CT : Aussi surprenant que cela puisse paraître, c’est un récent jeu qui est, selon moi, une étape marquante du jeu vidéo. Le jeu Journey est une véritable évolution puisqu’il offre réellement la liberté pour explorer le potentiel créatif du jeu vidéo.
ADG : Enfin, sais-tu si les universités et les cégeps comptent élargir leurs programmes ou leurs formations afin d’inclure davantage le jeu vidéo ?
CT : C’est une bonne question. Présentement, il y a une mineure d’un an qui se donne à l’Université de Montréal. C’est intéressant puisqu’elle amène des gens de toutes sortes de disciplines à confronter leurs points de vue particuliers. Cela leur montre aussi en quoi leur domaine d’expertise peut être pertinent au niveau du jeu vidéo. Il y a aussi un cours de scénarisation et un cours sur les genres de jeux qui se donnent en Cinéma à l’UdeM. À l’UQAM, le jeu vidéo est une option à la maîtrise en Communications.
Notre but est clairement de développer un BAC sur le jeu vidéo. Beaucoup de personnes ont écrit leur mémoire de maîtrise sur le jeu vidéo et nous pensons à la façon de faire un BAC complet sur cette discipline. Nous visons aussi à ce que l’industrie du jeu vidéo reconnaisse qu’une formation non-technique soit pertinente pour exercer dans ce domaine. Le jeu vidéo est tellement riche et c’est vraiment dommage de perdre autant de cerveaux qui seraient très utiles à cette industrie !

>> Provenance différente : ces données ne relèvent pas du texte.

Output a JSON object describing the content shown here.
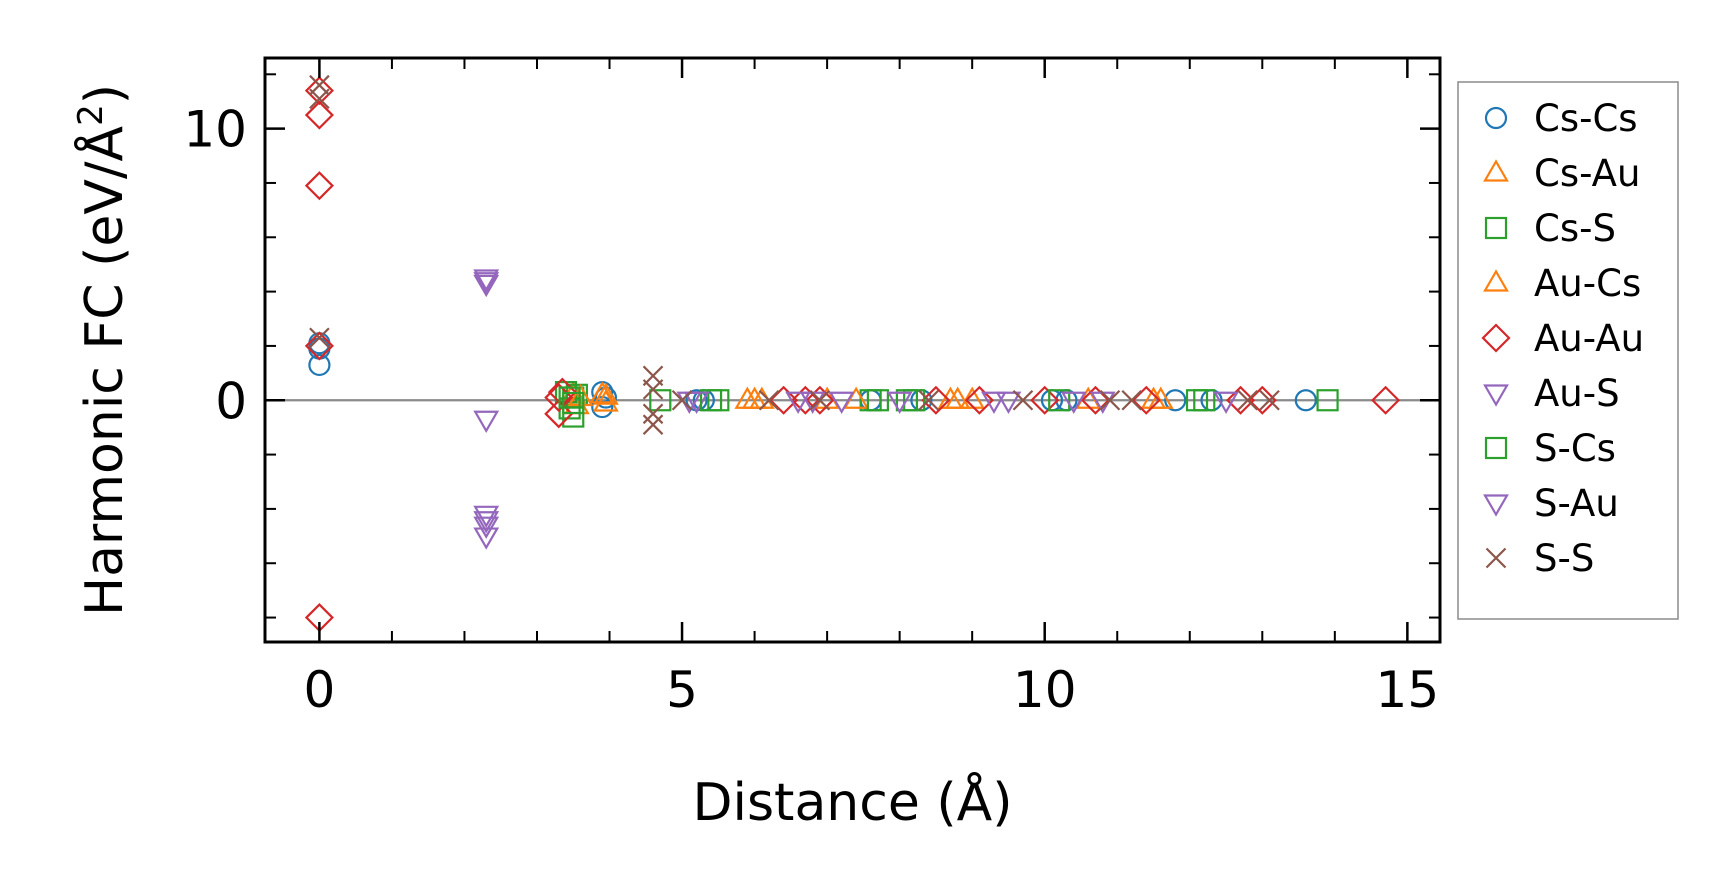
{
  "chart_data": {
    "type": "scatter",
    "title": "",
    "xlabel": "Distance (Å)",
    "ylabel_main": "Harmonic FC (eV/Å",
    "ylabel_sup": "2",
    "ylabel_end": ")",
    "xlim": [
      -0.75,
      15.45
    ],
    "ylim": [
      -8.9,
      12.6
    ],
    "x_ticks": [
      0,
      5,
      10,
      15
    ],
    "x_tick_labels": [
      "0",
      "5",
      "10",
      "15"
    ],
    "y_ticks": [
      0,
      10
    ],
    "y_tick_labels": [
      "0",
      "10"
    ],
    "x_minor_ticks": [
      1,
      2,
      3,
      4,
      6,
      7,
      8,
      9,
      11,
      12,
      13,
      14
    ],
    "y_minor_ticks": [
      -8,
      -6,
      -4,
      -2,
      2,
      4,
      6,
      8,
      12
    ],
    "zero_line": true,
    "grid": false,
    "legend_position": "right outside",
    "series": [
      {
        "name": "Cs-Cs",
        "marker": "circle",
        "color": "#1f77b4",
        "x": [
          0,
          0,
          0,
          3.9,
          3.9,
          3.95,
          5.2,
          5.3,
          7.6,
          8.3,
          10.1,
          10.3,
          11.8,
          12.3,
          13.6
        ],
        "y": [
          1.3,
          1.9,
          2.1,
          0.3,
          -0.25,
          0.1,
          0,
          0,
          0,
          0,
          0,
          0,
          0,
          0,
          0
        ]
      },
      {
        "name": "Cs-Au",
        "marker": "triangle-up",
        "color": "#ff7f0e",
        "x": [
          3.5,
          3.55,
          3.9,
          3.95,
          5.9,
          6.1,
          7.0,
          8.7,
          9.0,
          10.6,
          11.6
        ],
        "y": [
          0.2,
          -0.2,
          0.2,
          -0.1,
          0,
          0,
          0,
          0,
          0,
          0,
          0
        ]
      },
      {
        "name": "Cs-S",
        "marker": "square",
        "color": "#2ca02c",
        "x": [
          3.4,
          3.45,
          3.5,
          3.5,
          3.55,
          4.7,
          5.5,
          7.6,
          8.1,
          12.1,
          13.9
        ],
        "y": [
          0.3,
          -0.3,
          0.1,
          -0.6,
          0.2,
          0,
          0,
          0,
          0,
          0,
          0
        ]
      },
      {
        "name": "Au-Cs",
        "marker": "triangle-up",
        "color": "#ff7f0e",
        "x": [
          3.6,
          3.95,
          6.0,
          7.4,
          8.8,
          11.5
        ],
        "y": [
          0.1,
          0.15,
          0,
          0,
          0,
          0
        ]
      },
      {
        "name": "Au-Au",
        "marker": "diamond",
        "color": "#d62728",
        "x": [
          0,
          0,
          0,
          0,
          0,
          3.3,
          3.3,
          3.35,
          6.4,
          6.7,
          6.9,
          8.5,
          9.1,
          10.0,
          10.7,
          11.4,
          12.7,
          13.0,
          14.7
        ],
        "y": [
          11.4,
          10.5,
          7.9,
          2.0,
          -8.0,
          0.1,
          -0.5,
          0.3,
          0,
          0,
          0,
          0,
          0,
          0,
          0,
          0,
          0,
          0,
          0
        ]
      },
      {
        "name": "Au-S",
        "marker": "triangle-down",
        "color": "#9467bd",
        "x": [
          2.3,
          2.3,
          2.3,
          2.3,
          2.3,
          2.3,
          5.2,
          6.6,
          7.2,
          9.5,
          10.8
        ],
        "y": [
          4.5,
          4.3,
          -0.7,
          -4.2,
          -4.6,
          -5.0,
          0,
          0,
          0,
          0,
          0
        ]
      },
      {
        "name": "S-Cs",
        "marker": "square",
        "color": "#2ca02c",
        "x": [
          3.45,
          3.5,
          5.4,
          7.7,
          8.2,
          10.2,
          12.2
        ],
        "y": [
          0.1,
          -0.1,
          0,
          0,
          0,
          0,
          0
        ]
      },
      {
        "name": "S-Au",
        "marker": "triangle-down",
        "color": "#9467bd",
        "x": [
          2.3,
          2.3,
          5.1,
          6.8,
          8.0,
          9.3,
          10.4,
          12.5
        ],
        "y": [
          4.4,
          -4.4,
          0,
          0,
          0,
          0,
          0,
          0
        ]
      },
      {
        "name": "S-S",
        "marker": "x",
        "color": "#8c564b",
        "x": [
          0,
          0,
          0,
          4.6,
          4.6,
          4.6,
          4.6,
          5.0,
          6.2,
          6.9,
          8.4,
          9.7,
          10.9,
          11.2,
          12.8,
          13.1
        ],
        "y": [
          11.6,
          11.1,
          2.3,
          0.9,
          0.4,
          -0.5,
          -0.9,
          0,
          0,
          0,
          0,
          0,
          0,
          0,
          0,
          0
        ]
      }
    ]
  }
}
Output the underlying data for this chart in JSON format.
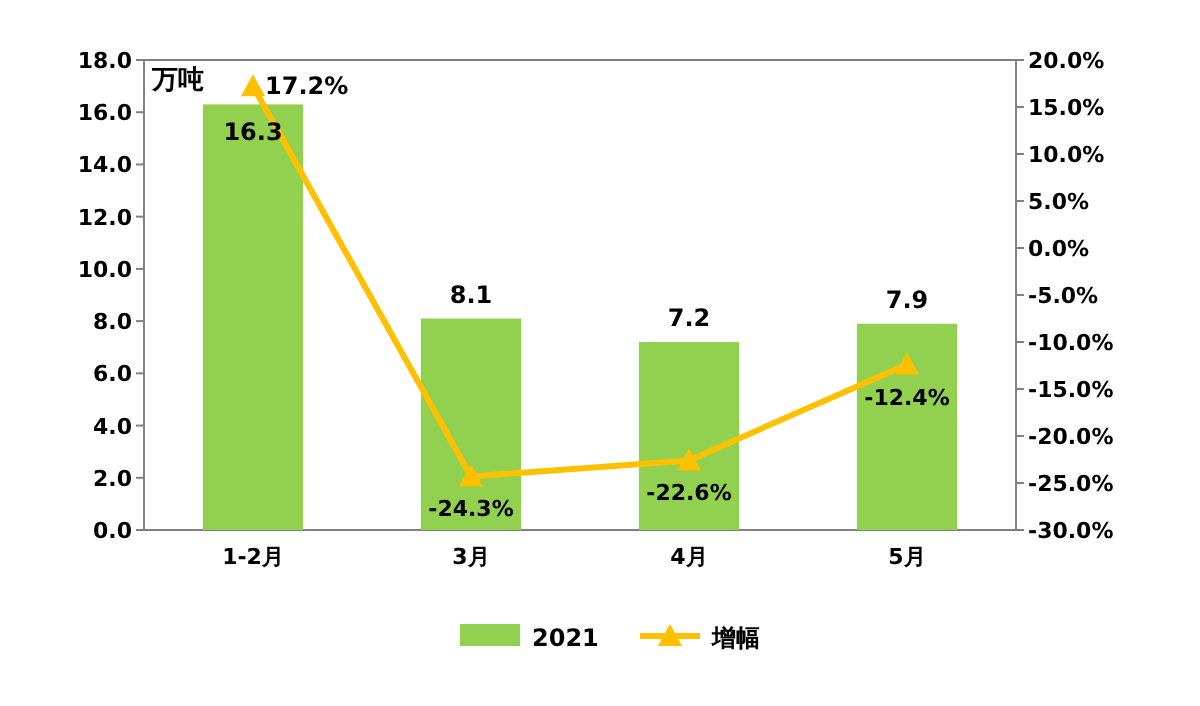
{
  "chart_data": {
    "type": "bar",
    "categories": [
      "1-2月",
      "3月",
      "4月",
      "5月"
    ],
    "ylabel": "万吨",
    "legend": "bottom",
    "marker": "triangle",
    "series": [
      {
        "name": "2021",
        "color": "#92d050",
        "values": [
          16.3,
          8.1,
          7.2,
          7.9
        ],
        "value_labels": [
          "16.3",
          "8.1",
          "7.2",
          "7.9"
        ]
      },
      {
        "name": "增幅",
        "type": "line",
        "axis": "y2",
        "color": "#ffc000",
        "values": [
          17.2,
          -24.3,
          -22.6,
          -12.4
        ],
        "value_labels": [
          "17.2%",
          "-24.3%",
          "-22.6%",
          "-12.4%"
        ]
      }
    ],
    "ylim": [
      0,
      18
    ],
    "yticks": [
      {
        "value": 0,
        "label": "0.0"
      },
      {
        "value": 2,
        "label": "2.0"
      },
      {
        "value": 4,
        "label": "4.0"
      },
      {
        "value": 6,
        "label": "6.0"
      },
      {
        "value": 8,
        "label": "8.0"
      },
      {
        "value": 10,
        "label": "10.0"
      },
      {
        "value": 12,
        "label": "12.0"
      },
      {
        "value": 14,
        "label": "14.0"
      },
      {
        "value": 16,
        "label": "16.0"
      },
      {
        "value": 18,
        "label": "18.0"
      }
    ],
    "y2lim": [
      -30,
      20
    ],
    "y2ticks": [
      {
        "value": -30,
        "label": "-30.0%"
      },
      {
        "value": -25,
        "label": "-25.0%"
      },
      {
        "value": -20,
        "label": "-20.0%"
      },
      {
        "value": -15,
        "label": "-15.0%"
      },
      {
        "value": -10,
        "label": "-10.0%"
      },
      {
        "value": -5,
        "label": "-5.0%"
      },
      {
        "value": 0,
        "label": "0.0%"
      },
      {
        "value": 5,
        "label": "5.0%"
      },
      {
        "value": 10,
        "label": "10.0%"
      },
      {
        "value": 15,
        "label": "15.0%"
      },
      {
        "value": 20,
        "label": "20.0%"
      }
    ]
  }
}
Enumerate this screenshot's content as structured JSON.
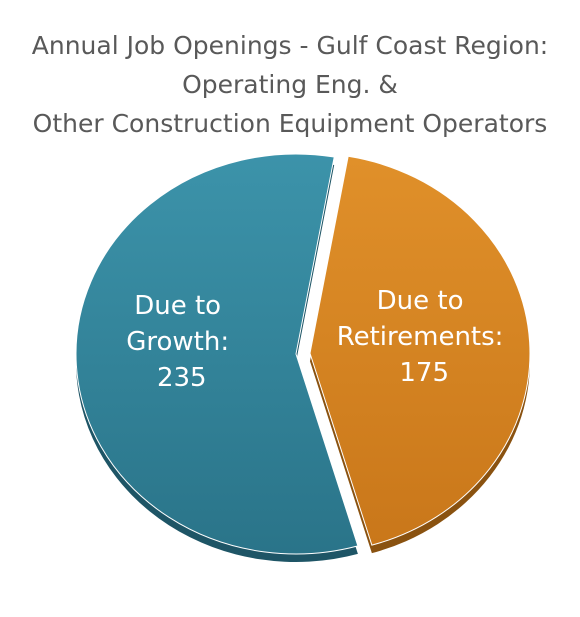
{
  "chart_data": {
    "type": "pie",
    "title_lines": [
      "Annual Job Openings - Gulf Coast Region:",
      "Operating Eng. &",
      "Other Construction Equipment Operators"
    ],
    "slices": [
      {
        "label_lines": [
          "Due to",
          "Growth:",
          "235"
        ],
        "value": 235,
        "color": "#31859C",
        "side_color": "#1E5566"
      },
      {
        "label_lines": [
          "Due to",
          "Retirements:",
          "175"
        ],
        "value": 175,
        "color": "#D6841E",
        "side_color": "#8A5210",
        "exploded": true
      }
    ],
    "legend": "none"
  }
}
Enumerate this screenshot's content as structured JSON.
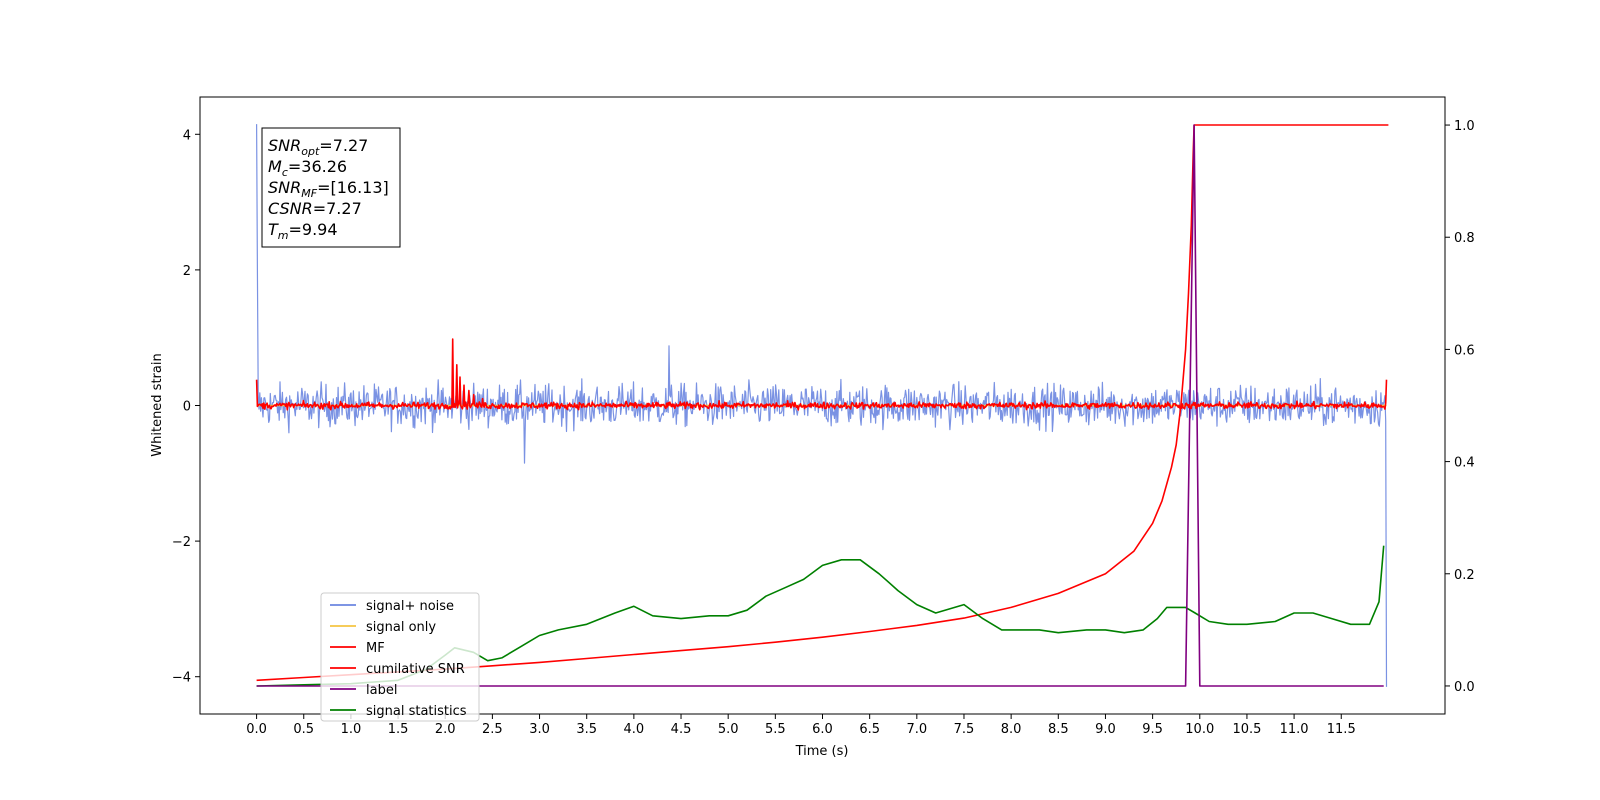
{
  "chart_data": {
    "type": "line",
    "title": "",
    "xlabel": "Time (s)",
    "ylabel": "Whitened strain",
    "xlim": [
      -0.6,
      12.6
    ],
    "ylim": [
      -4.55,
      4.55
    ],
    "ylim_right": [
      -0.05,
      1.05
    ],
    "x_ticks": [
      "0.0",
      "0.5",
      "1.0",
      "1.5",
      "2.0",
      "2.5",
      "3.0",
      "3.5",
      "4.0",
      "4.5",
      "5.0",
      "5.5",
      "6.0",
      "6.5",
      "7.0",
      "7.5",
      "8.0",
      "8.5",
      "9.0",
      "9.5",
      "10.0",
      "10.5",
      "11.0",
      "11.5"
    ],
    "y_ticks_left": [
      "4",
      "2",
      "0",
      "−2",
      "−4"
    ],
    "y_ticks_right": [
      "1.0",
      "0.8",
      "0.6",
      "0.4",
      "0.2",
      "0.0"
    ],
    "grid": false,
    "legend_position": "lower-left",
    "annotation": {
      "lines": [
        {
          "base": "SNR",
          "sub": "opt",
          "value": "=7.27"
        },
        {
          "base": "M",
          "sub": "c",
          "value": "=36.26"
        },
        {
          "base": "SNR",
          "sub": "MF",
          "value": "=[16.13]"
        },
        {
          "base": "CSNR",
          "sub": "",
          "value": "=7.27"
        },
        {
          "base": "T",
          "sub": "m",
          "value": "=9.94"
        }
      ]
    },
    "series": [
      {
        "name": "signal+ noise",
        "axis": "left",
        "color": "#6b86e0",
        "kind": "noise",
        "amplitude": 0.22,
        "x_range": [
          0.0,
          11.98
        ],
        "peaks": [
          [
            0.0,
            4.15
          ],
          [
            0.005,
            2.0
          ],
          [
            4.37,
            0.88
          ],
          [
            2.84,
            -0.85
          ],
          [
            11.98,
            -4.15
          ]
        ]
      },
      {
        "name": "signal only",
        "axis": "left",
        "color": "#f5c542",
        "x": [
          0.0,
          11.98
        ],
        "y": [
          0.0,
          0.0
        ]
      },
      {
        "name": "MF",
        "axis": "left",
        "color": "#ff0000",
        "kind": "noise",
        "amplitude": 0.035,
        "x_range": [
          0.0,
          11.98
        ],
        "peaks": [
          [
            2.08,
            0.98
          ],
          [
            2.12,
            0.6
          ],
          [
            2.16,
            0.42
          ],
          [
            2.2,
            0.3
          ],
          [
            2.25,
            0.22
          ],
          [
            2.3,
            0.16
          ],
          [
            2.4,
            0.1
          ],
          [
            0.0,
            0.38
          ],
          [
            11.98,
            0.38
          ]
        ]
      },
      {
        "name": "cumilative SNR",
        "axis": "right",
        "color": "#ff0000",
        "x": [
          0.0,
          0.5,
          1.0,
          1.5,
          2.0,
          2.5,
          3.0,
          3.5,
          4.0,
          4.5,
          5.0,
          5.5,
          6.0,
          6.5,
          7.0,
          7.5,
          8.0,
          8.5,
          9.0,
          9.3,
          9.5,
          9.6,
          9.7,
          9.75,
          9.8,
          9.85,
          9.88,
          9.91,
          9.93,
          9.94,
          10.5,
          11.0,
          11.5,
          12.0
        ],
        "y": [
          0.01,
          0.015,
          0.02,
          0.025,
          0.03,
          0.036,
          0.042,
          0.049,
          0.056,
          0.063,
          0.07,
          0.078,
          0.087,
          0.097,
          0.108,
          0.121,
          0.14,
          0.165,
          0.2,
          0.24,
          0.29,
          0.33,
          0.39,
          0.43,
          0.5,
          0.6,
          0.7,
          0.82,
          0.95,
          1.0,
          1.0,
          1.0,
          1.0,
          1.0
        ]
      },
      {
        "name": "label",
        "axis": "right",
        "color": "#800080",
        "x": [
          0.0,
          9.85,
          9.94,
          10.0,
          11.95
        ],
        "y": [
          0.0,
          0.0,
          1.0,
          0.0,
          0.0
        ]
      },
      {
        "name": "signal statistics",
        "axis": "right",
        "color": "#008000",
        "x": [
          0.0,
          0.5,
          1.0,
          1.5,
          1.8,
          2.0,
          2.1,
          2.3,
          2.45,
          2.6,
          2.8,
          3.0,
          3.2,
          3.5,
          3.8,
          4.0,
          4.2,
          4.5,
          4.8,
          5.0,
          5.2,
          5.4,
          5.6,
          5.8,
          6.0,
          6.2,
          6.4,
          6.6,
          6.8,
          7.0,
          7.2,
          7.5,
          7.7,
          7.9,
          8.1,
          8.3,
          8.5,
          8.8,
          9.0,
          9.2,
          9.4,
          9.55,
          9.65,
          9.85,
          9.95,
          10.1,
          10.3,
          10.5,
          10.8,
          11.0,
          11.2,
          11.4,
          11.6,
          11.8,
          11.9,
          11.95
        ],
        "y": [
          0.0,
          0.002,
          0.004,
          0.01,
          0.03,
          0.055,
          0.068,
          0.06,
          0.045,
          0.05,
          0.07,
          0.09,
          0.1,
          0.11,
          0.13,
          0.142,
          0.125,
          0.12,
          0.125,
          0.125,
          0.135,
          0.16,
          0.175,
          0.19,
          0.215,
          0.225,
          0.225,
          0.2,
          0.17,
          0.145,
          0.13,
          0.145,
          0.12,
          0.1,
          0.1,
          0.1,
          0.095,
          0.1,
          0.1,
          0.095,
          0.1,
          0.12,
          0.14,
          0.14,
          0.13,
          0.115,
          0.11,
          0.11,
          0.115,
          0.13,
          0.13,
          0.12,
          0.11,
          0.11,
          0.15,
          0.25
        ]
      }
    ]
  }
}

Un grand merci à Carl Therrien pour son temps ! Vous pouvez vous renseigner à propos du colloque et acheter vos billets en visitant le site ci-bas ! À noter que le prix d’entrée pour le colloque est minime. Les étudiants canadiens peuvent y assister gratuitement tandis que pour le public, le prix d’un billet est de 20$ pour une journée et 40$ pour les trois. Au plaisir de vous y voir !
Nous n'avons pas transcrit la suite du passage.